Trek-e's long anticipated debut album is not so much an unveiling, but a compilation of his entire career thus far. Trek-e began as a drum and bass DJ roughly ten years ago in Toronto, Ontario. The thirty year old son of a preacher man first made a name for himself while working for Stickman Records where he played an instrumental role in the creation of the label's now famous Obscene Underground compilation discs. It wasn't long before Trek-e broke off on his own. By 2001, Trek-e had not only started his own record label (Richmond Records), but had scored a Sundance Film Festival Award winning film Crack the CIA, a documentary exposing the CIA's secret involvement in the selling of narcotics. Despite getting consistent bookings across North America as a DJ and having the world seemingly at his fingertips, a disillusioned Trek-e soon left the big city for Peterborough, Ontario to re-evaluate the direction of his career. After a year and a half of writing what he refers to as "Depeche Mode meets Nine Inch Nails music," Trek-e decided it was time to take off in a new direction: the West. At the convincing of a few friends at Nettwerk who recognized the vast extent of his talent, the former model spontaneously packed up his life and moved to Vancouver in 2005. Now in 2011, Trek-e's career producing tracks for Vancouver's flourishing film and television industry has taken off and the helm of the Richmond Record Pool, now over 150 labels strong, has gone digital, making it the hottest dance record pool in the country.

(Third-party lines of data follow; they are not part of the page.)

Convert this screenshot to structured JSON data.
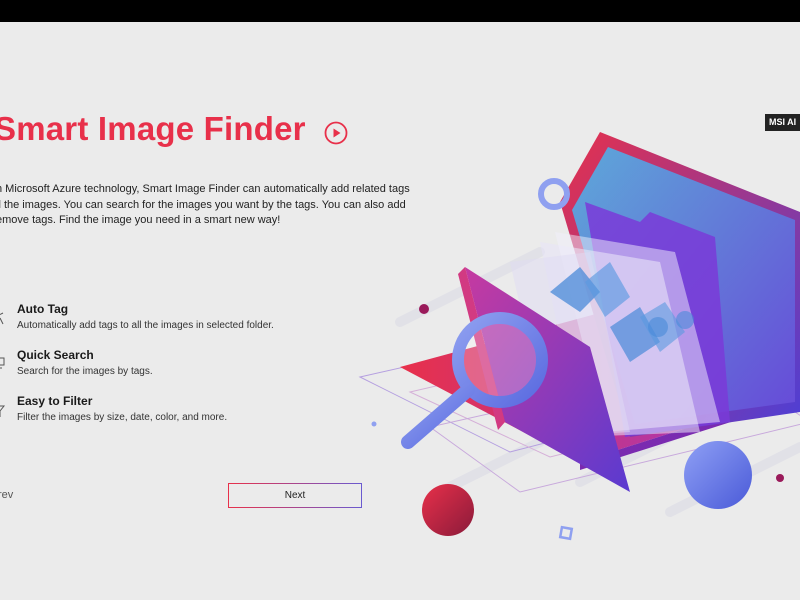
{
  "app": {
    "title": "Smart Image Finder",
    "description_lines": [
      "h Microsoft Azure technology, Smart Image Finder can automatically add related tags",
      "ll the images. You can search for the images you want by the tags. You can also add",
      "emove tags. Find the image you need in a smart new way!"
    ],
    "features": [
      {
        "title": "Auto Tag",
        "desc": "Automatically add tags to all the images in selected folder.",
        "icon": "tag-icon"
      },
      {
        "title": "Quick Search",
        "desc": "Search for the images by tags.",
        "icon": "search-icon"
      },
      {
        "title": "Easy to Filter",
        "desc": "Filter the images by size, date, color, and more.",
        "icon": "filter-icon"
      }
    ],
    "prev_label": "rev",
    "next_label": "Next",
    "badge": "MSI AI",
    "accent_color": "#e8304a",
    "play_icon": "play-icon"
  }
}
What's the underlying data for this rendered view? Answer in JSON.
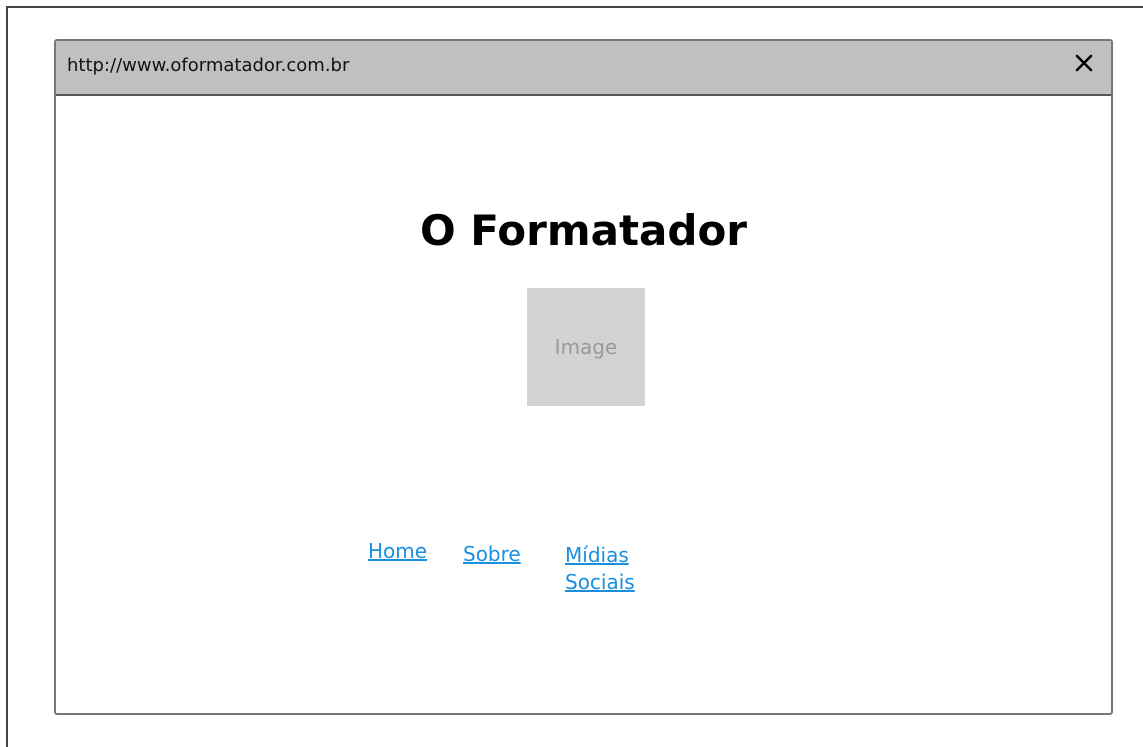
{
  "window": {
    "url": "http://www.oformatador.com.br",
    "close_icon": "close-icon"
  },
  "page": {
    "title": "O Formatador",
    "image_placeholder": "Image"
  },
  "nav": {
    "links": [
      {
        "label": "Home"
      },
      {
        "label": "Sobre"
      },
      {
        "label": "Mídias Sociais"
      }
    ]
  },
  "colors": {
    "titlebar": "#c0c0c0",
    "link": "#1a8fe0",
    "image_placeholder_bg": "#d3d3d3"
  }
}
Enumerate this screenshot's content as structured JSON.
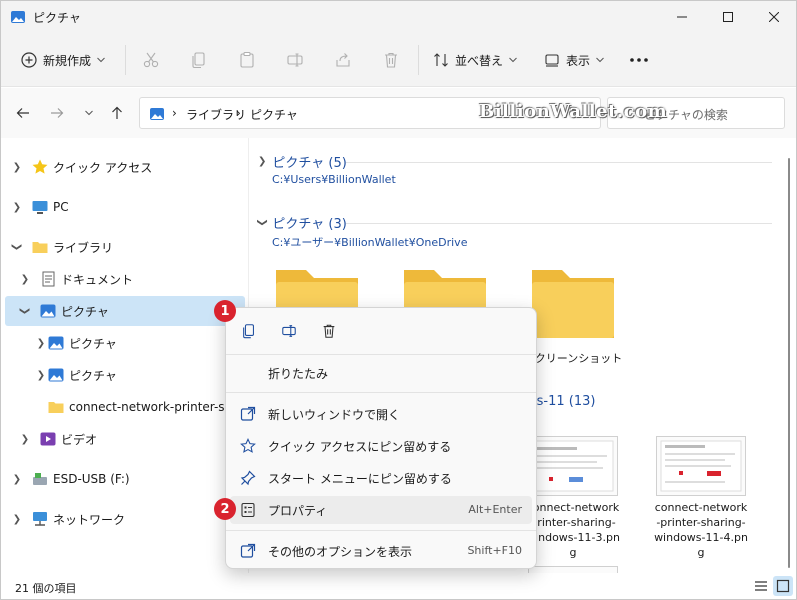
{
  "window": {
    "title": "ピクチャ"
  },
  "toolbar": {
    "new_label": "新規作成",
    "sort_label": "並べ替え",
    "view_label": "表示"
  },
  "address": {
    "crumbs": [
      "ライブラリ",
      "ピクチャ"
    ],
    "search_placeholder": "ピクチャの検索"
  },
  "watermark": "BillionWallet.com",
  "sidebar": {
    "items": [
      {
        "label": "クイック アクセス"
      },
      {
        "label": "PC"
      },
      {
        "label": "ライブラリ"
      },
      {
        "label": "ドキュメント"
      },
      {
        "label": "ピクチャ"
      },
      {
        "label": "ピクチャ"
      },
      {
        "label": "ピクチャ"
      },
      {
        "label": "connect-network-printer-sharing"
      },
      {
        "label": "ビデオ"
      },
      {
        "label": "ESD-USB (F:)"
      },
      {
        "label": "ネットワーク"
      }
    ]
  },
  "content": {
    "group1": {
      "title": "ピクチャ (5)",
      "path": "C:¥Users¥BillionWallet"
    },
    "group2": {
      "title": "ピクチャ (3)",
      "path": "C:¥ユーザー¥BillionWallet¥OneDrive"
    },
    "folder3_label": "スクリーンショット",
    "group3_title": "ws-11 (13)",
    "files": [
      {
        "label": "connect-network-printer-sharing-windows-11-3.png",
        "line1": "connect-network",
        "line2": "printer-sharing-",
        "line3": "windows-11-3.pn",
        "line4": "g"
      },
      {
        "label": "connect-network-printer-sharing-windows-11-4.png",
        "line1": "connect-network",
        "line2": "-printer-sharing-",
        "line3": "windows-11-4.pn",
        "line4": "g"
      }
    ]
  },
  "context_menu": {
    "collapse": "折りたたみ",
    "open_new_window": "新しいウィンドウで開く",
    "pin_quick_access": "クイック アクセスにピン留めする",
    "pin_start": "スタート メニューにピン留めする",
    "properties": "プロパティ",
    "properties_shortcut": "Alt+Enter",
    "more_options": "その他のオプションを表示",
    "more_options_shortcut": "Shift+F10"
  },
  "badges": {
    "one": "1",
    "two": "2"
  },
  "status": {
    "count": "21 個の項目"
  },
  "colors": {
    "accent": "#0067c0",
    "selected": "#cce4f7",
    "badge": "#d9232e",
    "folder": "#f8cf5b"
  }
}
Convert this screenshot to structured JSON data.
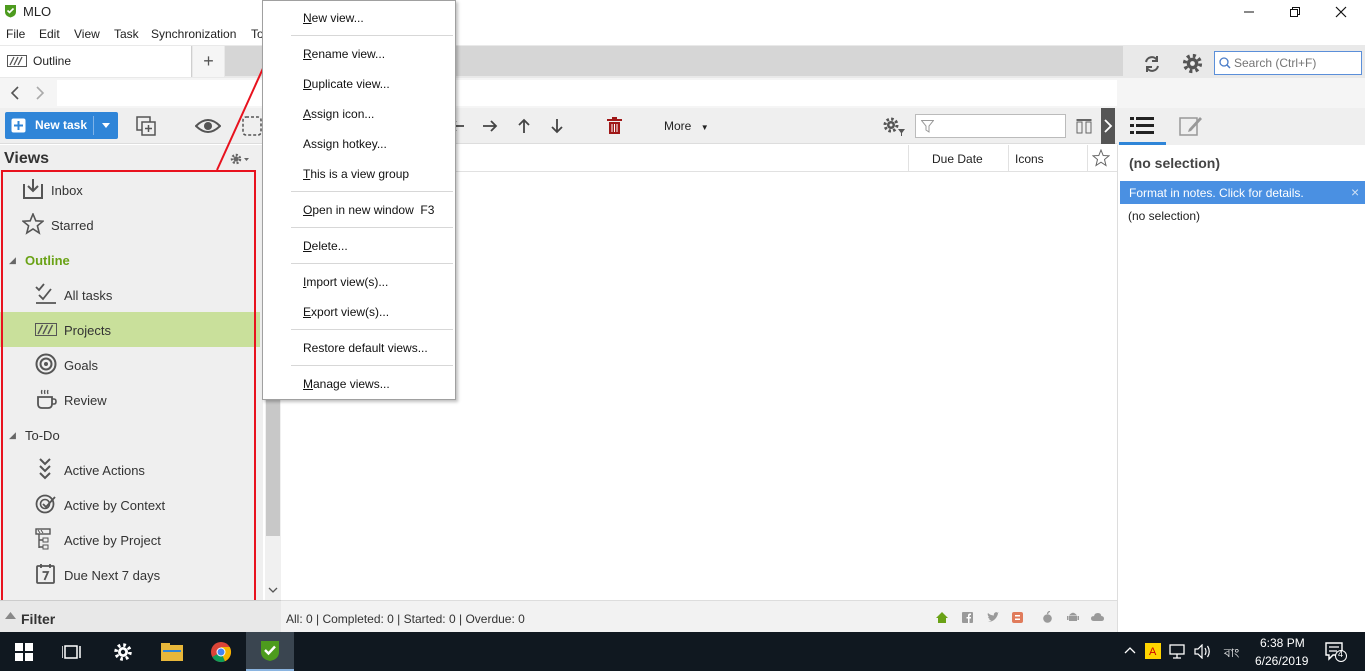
{
  "window": {
    "title": "MLO"
  },
  "menubar": {
    "items": [
      "File",
      "Edit",
      "View",
      "Task",
      "Synchronization",
      "To"
    ]
  },
  "tabs": {
    "active_label": "Outline",
    "add_label": "+"
  },
  "search": {
    "placeholder": "Search (Ctrl+F)"
  },
  "toolbar": {
    "new_task_label": "New task",
    "more_label": "More"
  },
  "views_panel": {
    "title": "Views",
    "items": [
      {
        "label": "Inbox",
        "icon": "inbox-icon"
      },
      {
        "label": "Starred",
        "icon": "star-icon"
      },
      {
        "label": "Outline",
        "group": true
      },
      {
        "label": "All tasks",
        "icon": "all-tasks-icon"
      },
      {
        "label": "Projects",
        "icon": "projects-icon",
        "selected": true
      },
      {
        "label": "Goals",
        "icon": "goals-icon"
      },
      {
        "label": "Review",
        "icon": "review-icon"
      },
      {
        "label": "To-Do",
        "group": true
      },
      {
        "label": "Active Actions",
        "icon": "active-actions-icon"
      },
      {
        "label": "Active by Context",
        "icon": "context-icon"
      },
      {
        "label": "Active by Project",
        "icon": "project-tree-icon"
      },
      {
        "label": "Due Next 7 days",
        "icon": "calendar-icon"
      }
    ]
  },
  "filter_bar": {
    "label": "Filter"
  },
  "list": {
    "columns": [
      "Due Date",
      "Icons"
    ]
  },
  "status_bar": {
    "text": "All: 0 | Completed: 0 | Started: 0 | Overdue: 0"
  },
  "right_panel": {
    "title": "(no selection)",
    "notes_hint": "Format in notes. Click  for details.",
    "subtitle": "(no selection)"
  },
  "context_menu": {
    "items": [
      {
        "label": "New view...",
        "u": "N"
      },
      {
        "label": "Rename view...",
        "u": "R"
      },
      {
        "label": "Duplicate view...",
        "u": "D"
      },
      {
        "label": "Assign icon...",
        "u": "A"
      },
      {
        "label": "Assign hotkey...",
        "u": "h"
      },
      {
        "label": "This is a view group",
        "u": "T"
      },
      {
        "label": "Open in new window  F3",
        "u": "O"
      },
      {
        "label": "Delete...",
        "u": "D"
      },
      {
        "label": "Import view(s)...",
        "u": "I"
      },
      {
        "label": "Export view(s)...",
        "u": "E"
      },
      {
        "label": "Restore default views...",
        "u": ""
      },
      {
        "label": "Manage views...",
        "u": "M"
      }
    ]
  },
  "taskbar": {
    "time": "6:38 PM",
    "date": "6/26/2019",
    "language": "বাং",
    "notification_count": "4"
  },
  "colors": {
    "accent_blue": "#2f85d8",
    "selected_green": "#c9e09b",
    "outline_green": "#6aa216",
    "annotation_red": "#e8121e"
  }
}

Trek-e acknowledges that much of his new album is an attempt to encapsulate the overall mood of certain types of film - "to make them spatial." Indeed, many tracks on the record evoke instant associations to specific high-concept movies, from the action-packed The Fast and the Furious to the German techno-driven Run Lola Run. Yet upon further inspection, this exceptionally diverse album in its entirety acts as a possible soundtrack for Trek-e's own life. The wonderfully ambient frustration in the critically acclaimed "Stories they Sing" resonates to all of us who have witnessed a close relationship spin desperately beyond our control. The Chemical Brothers-style big beats heard in "The DJ" echo a simpler time in electronic music composed purely of two turntables, one mixer, and one BAD DJ. The album weaves from a hip hop sample in "Pull The Trigger," to an edgy Crystal Method-like pulse in "You The Devil," to "Electrical," whose poppy sound best resembles an early underground Madonna. The album quickly culminates to its pinnacle track, House of Pain, an awesome blend of cold electronica and warm, Moby-inspired waves tied together with a simple piano accord. This album is a remarkable testimonial of where Trek-e has gone thus far in his career, both in music and beyond.